As with other aspects of India’s more recent economic history, the trajectory of poverty since 2011-12 remains mired in controversy. The most recent and buried National Sample Survey (NSS) report on consumption expenditure in 2017-18 suggests that India’s poverty rate actually inched up one percentage point to 23%, according to Mint’s calculations. The statistics ministry has contested the findings of the NSS survey, arguing that consumption could not have declined in an era of high growth. However, given that the growth numbers have come under fire from independent experts, the argument has not convinced everyone.
Writing in these pages, demographer Sonalde B. Desai has argued that while consumption spending indeed grew between 2011-12 and 2017-18, the rate of growth was far lower than what it was in previous years. Desai based her arguments on the results of a survey carried across three states in the same years as the NSS surveys.

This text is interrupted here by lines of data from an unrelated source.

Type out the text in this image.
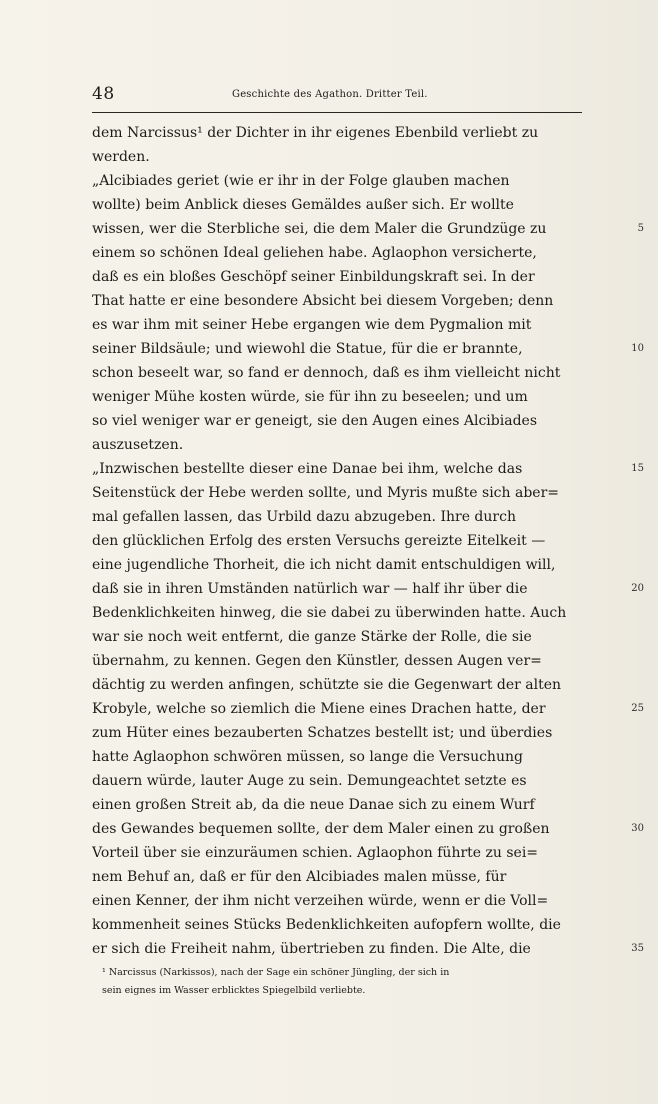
48	Geschichte des Agathon. Dritter Teil.
dem Narcissus¹ der Dichter in ihr eigenes Ebenbild verliebt zu
werden.
„Alcibiades geriet (wie er ihr in der Folge glauben machen
wollte) beim Anblick dieses Gemäldes außer sich. Er wollte
wissen, wer die Sterbliche sei, die dem Maler die Grundzüge zu	5
einem so schönen Ideal geliehen habe. Aglaophon versicherte,
daß es ein bloßes Geschöpf seiner Einbildungskraft sei. In der
That hatte er eine besondere Absicht bei diesem Vorgeben; denn
es war ihm mit seiner Hebe ergangen wie dem Pygmalion mit
seiner Bildsäule; und wiewohl die Statue, für die er brannte,	10
schon beseelt war, so fand er dennoch, daß es ihm vielleicht nicht
weniger Mühe kosten würde, sie für ihn zu beseelen; und um
so viel weniger war er geneigt, sie den Augen eines Alcibiades
auszusetzen.
„Inzwischen bestellte dieser eine Danae bei ihm, welche das	15
Seitenstück der Hebe werden sollte, und Myris mußte sich aber=
mal gefallen lassen, das Urbild dazu abzugeben. Ihre durch
den glücklichen Erfolg des ersten Versuchs gereizte Eitelkeit —
eine jugendliche Thorheit, die ich nicht damit entschuldigen will,
daß sie in ihren Umständen natürlich war — half ihr über die	20
Bedenklichkeiten hinweg, die sie dabei zu überwinden hatte. Auch
war sie noch weit entfernt, die ganze Stärke der Rolle, die sie
übernahm, zu kennen. Gegen den Künstler, dessen Augen ver=
dächtig zu werden anfingen, schützte sie die Gegenwart der alten
Krobyle, welche so ziemlich die Miene eines Drachen hatte, der	25
zum Hüter eines bezauberten Schatzes bestellt ist; und überdies
hatte Aglaophon schwören müssen, so lange die Versuchung
dauern würde, lauter Auge zu sein. Demungeachtet setzte es
einen großen Streit ab, da die neue Danae sich zu einem Wurf
des Gewandes bequemen sollte, der dem Maler einen zu großen	30
Vorteil über sie einzuräumen schien. Aglaophon führte zu sei=
nem Behuf an, daß er für den Alcibiades malen müsse, für
einen Kenner, der ihm nicht verzeihen würde, wenn er die Voll=
kommenheit seines Stücks Bedenklichkeiten aufopfern wollte, die
er sich die Freiheit nahm, übertrieben zu finden. Die Alte, die	35
¹ Narcissus (Narkissos), nach der Sage ein schöner Jüngling, der sich in
sein eignes im Wasser erblicktes Spiegelbild verliebte.
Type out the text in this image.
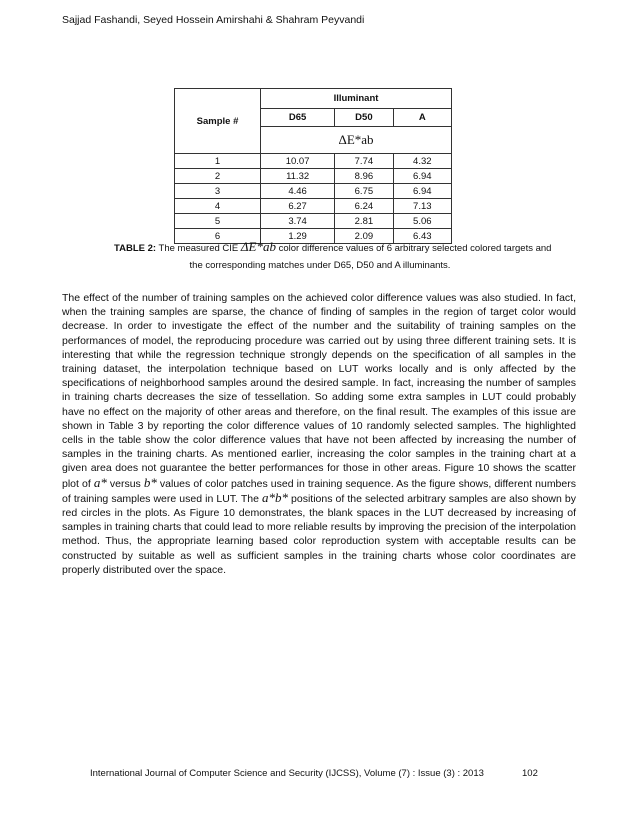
Sajjad Fashandi, Seyed Hossein Amirshahi & Shahram Peyvandi
Sample #	Illuminant		
	D65	D50	A
	ΔE*ab		
1	10.07	7.74	4.32
2	11.32	8.96	6.94
3	4.46	6.75	6.94
4	6.27	6.24	7.13
5	3.74	2.81	5.06
6	1.29	2.09	6.43
TABLE 2: The measured CIE ΔE*ab color difference values of 6 arbitrary selected colored targets and
the corresponding matches under D65, D50 and A illuminants.

The effect of the number of training samples on the achieved color difference values was also studied. In fact, when the training samples are sparse, the chance of finding of samples in the region of target color would decrease. In order to investigate the effect of the number and the suitability of training samples on the performances of model, the reproducing procedure was carried out by using three different training sets. It is interesting that while the regression technique strongly depends on the specification of all samples in the training dataset, the interpolation technique based on LUT works locally and is only affected by the specifications of neighborhood samples around the desired sample. In fact, increasing the number of samples in training charts decreases the size of tessellation. So adding some extra samples in LUT could probably have no effect on the majority of other areas and therefore, on the final result. The examples of this issue are shown in Table 3 by reporting the color difference values of 10 randomly selected samples. The highlighted cells in the table show the color difference values that have not been affected by increasing the number of samples in the training charts. As mentioned earlier, increasing the color samples in the training chart at a given area does not guarantee the better performances for those in other areas. Figure 10 shows the scatter plot of a* versus b* values of color patches used in training sequence. As the figure shows, different numbers of training samples were used in LUT. The a*b* positions of the selected arbitrary samples are also shown by red circles in the plots. As Figure 10 demonstrates, the blank spaces in the LUT decreased by increasing of samples in training charts that could lead to more reliable results by improving the precision of the interpolation method. Thus, the appropriate learning based color reproduction system with acceptable results can be constructed by suitable as well as sufficient samples in the training charts whose color coordinates are properly distributed over the space.

International Journal of Computer Science and Security (IJCSS), Volume (7) : Issue (3) : 2013	102
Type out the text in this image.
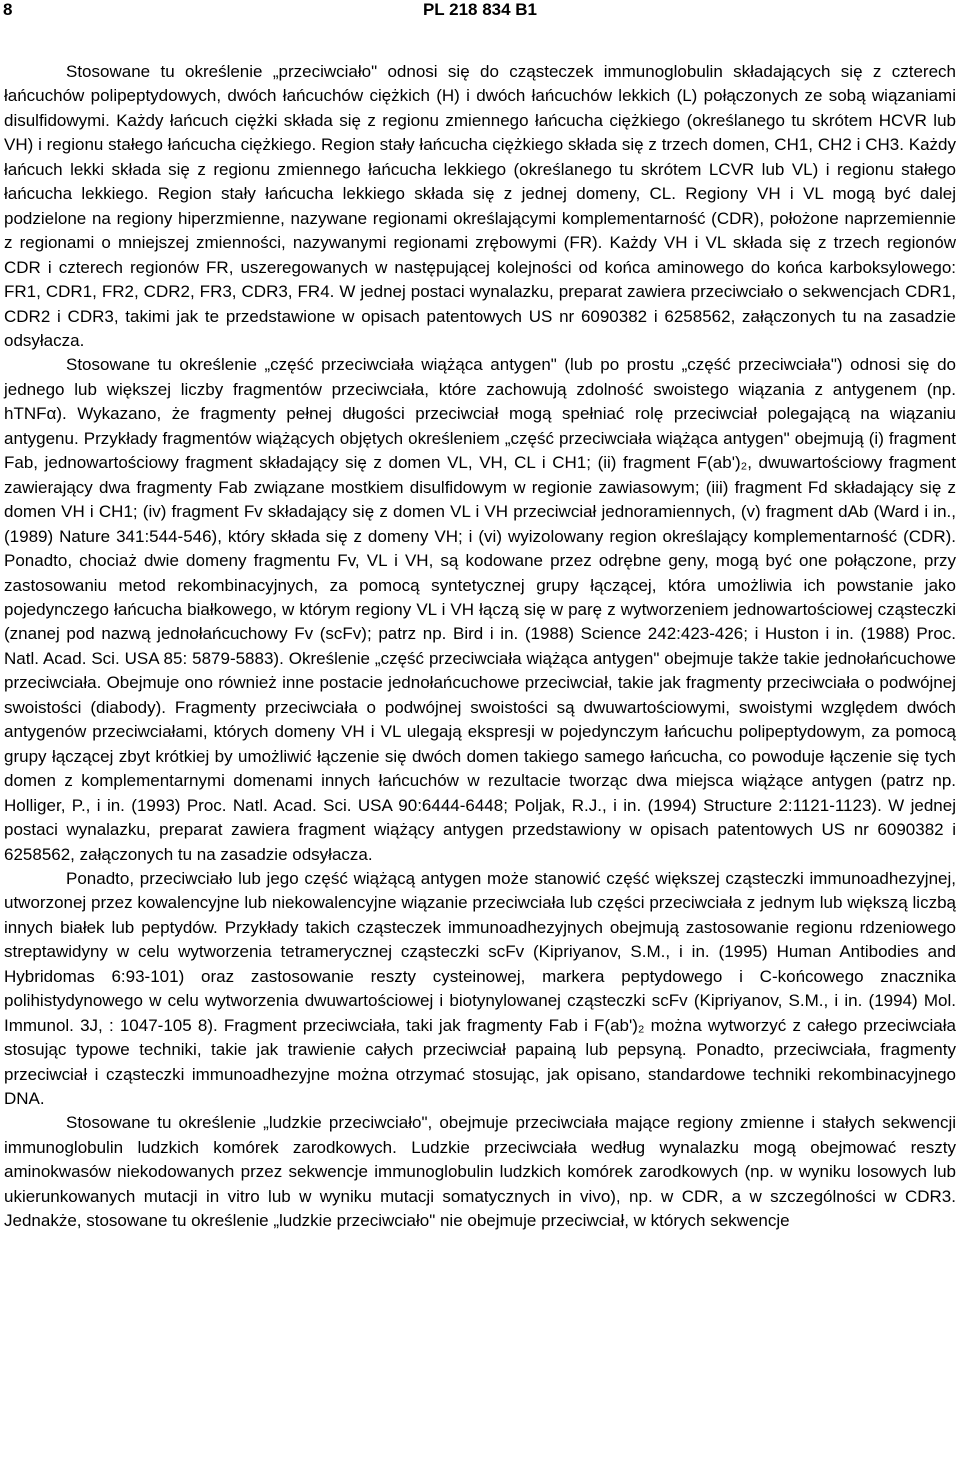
8	PL 218 834 B1

Stosowane tu określenie „przeciwciało" odnosi się do cząsteczek immunoglobulin składających się z czterech łańcuchów polipeptydowych, dwóch łańcuchów ciężkich (H) i dwóch łańcuchów lekkich (L) połączonych ze sobą wiązaniami disulfidowymi. Każdy łańcuch ciężki składa się z regionu zmiennego łańcucha ciężkiego (określanego tu skrótem HCVR lub VH) i regionu stałego łańcucha ciężkiego. Region stały łańcucha ciężkiego składa się z trzech domen, CH1, CH2 i CH3. Każdy łańcuch lekki składa się z regionu zmiennego łańcucha lekkiego (określanego tu skrótem LCVR lub VL) i regionu stałego łańcucha lekkiego. Region stały łańcucha lekkiego składa się z jednej domeny, CL. Regiony VH i VL mogą być dalej podzielone na regiony hiperzmienne, nazywane regionami określającymi komplementarność (CDR), położone naprzemiennie z regionami o mniejszej zmienności, nazywanymi regionami zrębowymi (FR). Każdy VH i VL składa się z trzech regionów CDR i czterech regionów FR, uszeregowanych w następującej kolejności od końca aminowego do końca karboksylowego: FR1, CDR1, FR2, CDR2, FR3, CDR3, FR4. W jednej postaci wynalazku, preparat zawiera przeciwciało o sekwencjach CDR1, CDR2 i CDR3, takimi jak te przedstawione w opisach patentowych US nr 6090382 i 6258562, załączonych tu na zasadzie odsyłacza.

Stosowane tu określenie „część przeciwciała wiążąca antygen" (lub po prostu „część przeciwciała") odnosi się do jednego lub większej liczby fragmentów przeciwciała, które zachowują zdolność swoistego wiązania z antygenem (np. hTNFα). Wykazano, że fragmenty pełnej długości przeciwciał mogą spełniać rolę przeciwciał polegającą na wiązaniu antygenu. Przykłady fragmentów wiążących objętych określeniem „część przeciwciała wiążąca antygen" obejmują (i) fragment Fab, jednowartościowy fragment składający się z domen VL, VH, CL i CH1; (ii) fragment F(ab')₂, dwuwartościowy fragment zawierający dwa fragmenty Fab związane mostkiem disulfidowym w regionie zawiasowym; (iii) fragment Fd składający się z domen VH i CH1; (iv) fragment Fv składający się z domen VL i VH przeciwciał jednoramiennych, (v) fragment dAb (Ward i in., (1989) Nature 341:544-546), który składa się z domeny VH; i (vi) wyizolowany region określający komplementarność (CDR). Ponadto, chociaż dwie domeny fragmentu Fv, VL i VH, są kodowane przez odrębne geny, mogą być one połączone, przy zastosowaniu metod rekombinacyjnych, za pomocą syntetycznej grupy łączącej, która umożliwia ich powstanie jako pojedynczego łańcucha białkowego, w którym regiony VL i VH łączą się w parę z wytworzeniem jednowartościowej cząsteczki (znanej pod nazwą jednołańcuchowy Fv (scFv); patrz np. Bird i in. (1988) Science 242:423-426; i Huston i in. (1988) Proc. Natl. Acad. Sci. USA 85: 5879-5883). Określenie „część przeciwciała wiążąca antygen" obejmuje także takie jednołańcuchowe przeciwciała. Obejmuje ono również inne postacie jednołańcuchowe przeciwciał, takie jak fragmenty przeciwciała o podwójnej swoistości (diabody). Fragmenty przeciwciała o podwójnej swoistości są dwuwartościowymi, swoistymi względem dwóch antygenów przeciwciałami, których domeny VH i VL ulegają ekspresji w pojedynczym łańcuchu polipeptydowym, za pomocą grupy łączącej zbyt krótkiej by umożliwić łączenie się dwóch domen takiego samego łańcucha, co powoduje łączenie się tych domen z komplementarnymi domenami innych łańcuchów w rezultacie tworząc dwa miejsca wiążące antygen (patrz np. Holliger, P., i in. (1993) Proc. Natl. Acad. Sci. USA 90:6444-6448; Poljak, R.J., i in. (1994) Structure 2:1121-1123). W jednej postaci wynalazku, preparat zawiera fragment wiążący antygen przedstawiony w opisach patentowych US nr 6090382 i 6258562, załączonych tu na zasadzie odsyłacza.

Ponadto, przeciwciało lub jego część wiążącą antygen może stanowić część większej cząsteczki immunoadhezyjnej, utworzonej przez kowalencyjne lub niekowalencyjne wiązanie przeciwciała lub części przeciwciała z jednym lub większą liczbą innych białek lub peptydów. Przykłady takich cząsteczek immunoadhezyjnych obejmują zastosowanie regionu rdzeniowego streptawidyny w celu wytworzenia tetramerycznej cząsteczki scFv (Kipriyanov, S.M., i in. (1995) Human Antibodies and Hybridomas 6:93-101) oraz zastosowanie reszty cysteinowej, markera peptydowego i C-końcowego znacznika polihistydynowego w celu wytworzenia dwuwartościowej i biotynylowanej cząsteczki scFv (Kipriyanov, S.M., i in. (1994) Mol. Immunol. 3J, : 1047-105 8). Fragment przeciwciała, taki jak fragmenty Fab i F(ab')₂ można wytworzyć z całego przeciwciała stosując typowe techniki, takie jak trawienie całych przeciwciał papainą lub pepsyną. Ponadto, przeciwciała, fragmenty przeciwciał i cząsteczki immunoadhezyjne można otrzymać stosując, jak opisano, standardowe techniki rekombinacyjnego DNA.

Stosowane tu określenie „ludzkie przeciwciało", obejmuje przeciwciała mające regiony zmienne i stałych sekwencji immunoglobulin ludzkich komórek zarodkowych. Ludzkie przeciwciała według wynalazku mogą obejmować reszty aminokwasów niekodowanych przez sekwencje immunoglobulin ludzkich komórek zarodkowych (np. w wyniku losowych lub ukierunkowanych mutacji in vitro lub w wyniku mutacji somatycznych in vivo), np. w CDR, a w szczególności w CDR3. Jednakże, stosowane tu określenie „ludzkie przeciwciało" nie obejmuje przeciwciał, w których sekwencje
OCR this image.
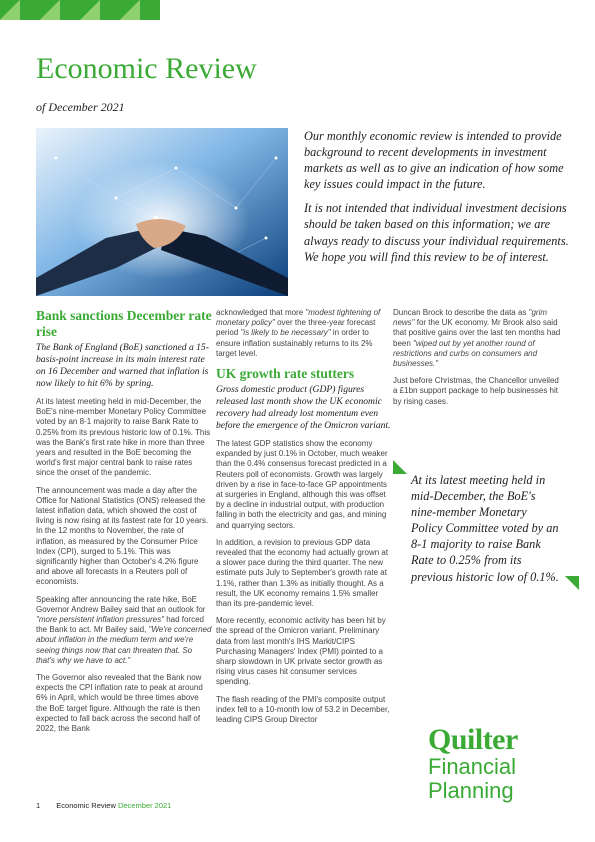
Economic Review
of December 2021

Our monthly economic review is intended to provide background to recent developments in investment markets as well as to give an indication of how some key issues could impact in the future.

It is not intended that individual investment decisions should be taken based on this information; we are always ready to discuss your individual requirements. We hope you will find this review to be of interest.

Bank sanctions December rate rise

The Bank of England (BoE) sanctioned a 15-basis-point increase in its main interest rate on 16 December and warned that inflation is now likely to hit 6% by spring.

At its latest meeting held in mid-December, the BoE's nine-member Monetary Policy Committee voted by an 8-1 majority to raise Bank Rate to 0.25% from its previous historic low of 0.1%. This was the Bank's first rate hike in more than three years and resulted in the BoE becoming the world's first major central bank to raise rates since the onset of the pandemic.

The announcement was made a day after the Office for National Statistics (ONS) released the latest inflation data, which showed the cost of living is now rising at its fastest rate for 10 years. In the 12 months to November, the rate of inflation, as measured by the Consumer Price Index (CPI), surged to 5.1%. This was significantly higher than October's 4.2% figure and above all forecasts in a Reuters poll of economists.

Speaking after announcing the rate hike, BoE Governor Andrew Bailey said that an outlook for "more persistent inflation pressures" had forced the Bank to act. Mr Bailey said, "We're concerned about inflation in the medium term and we're seeing things now that can threaten that. So that's why we have to act."

The Governor also revealed that the Bank now expects the CPI inflation rate to peak at around 6% in April, which would be three times above the BoE target figure. Although the rate is then expected to fall back across the second half of 2022, the Bank

acknowledged that more "modest tightening of monetary policy" over the three-year forecast period "is likely to be necessary" in order to ensure inflation sustainably returns to its 2% target level.

UK growth rate stutters

Gross domestic product (GDP) figures released last month show the UK economic recovery had already lost momentum even before the emergence of the Omicron variant.

The latest GDP statistics show the economy expanded by just 0.1% in October, much weaker than the 0.4% consensus forecast predicted in a Reuters poll of economists. Growth was largely driven by a rise in face-to-face GP appointments at surgeries in England, although this was offset by a decline in industrial output, with production falling in both the electricity and gas, and mining and quarrying sectors.

In addition, a revision to previous GDP data revealed that the economy had actually grown at a slower pace during the third quarter. The new estimate puts July to September's growth rate at 1.1%, rather than 1.3% as initially thought. As a result, the UK economy remains 1.5% smaller than its pre-pandemic level.

More recently, economic activity has been hit by the spread of the Omicron variant. Preliminary data from last month's IHS Markit/CIPS Purchasing Managers' Index (PMI) pointed to a sharp slowdown in UK private sector growth as rising virus cases hit consumer services spending.

The flash reading of the PMI's composite output index fell to a 10-month low of 53.2 in December, leading CIPS Group Director

Duncan Brock to describe the data as "grim news" for the UK economy. Mr Brook also said that positive gains over the last ten months had been "wiped out by yet another round of restrictions and curbs on consumers and businesses."

Just before Christmas, the Chancellor unveiled a £1bn support package to help businesses hit by rising cases.

At its latest meeting held in mid-December, the BoE's nine-member Monetary Policy Committee voted by an 8-1 majority to raise Bank Rate to 0.25% from its previous historic low of 0.1%.
Quilter
Financial
Planning
1 Economic Review December 2021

Thus, the actual rise in consumption may be higher than what the NSS survey showed and India’s growth may be more modest than what the statistics ministry’s data shows, Desai argued. If that argument holds, it suggests that a leg-up to growth in the coming years would be necessary to boost consumption spending and drive down poverty levels.
India’s growth performance has been superior to that of most other large developing economies in the world over the past few decades even if it has not been able to better China’s record so far (See chart 5).
Not only have per capita incomes grown faster in India than in most other comparable countries, it has also seen a relatively rapid decline in dependence on farm jobs and a faster pace of poverty decline, at least till 2011-12.
India needs a growth encore. Will it get one?
This is the first of a four-part series on India’s growth challenge.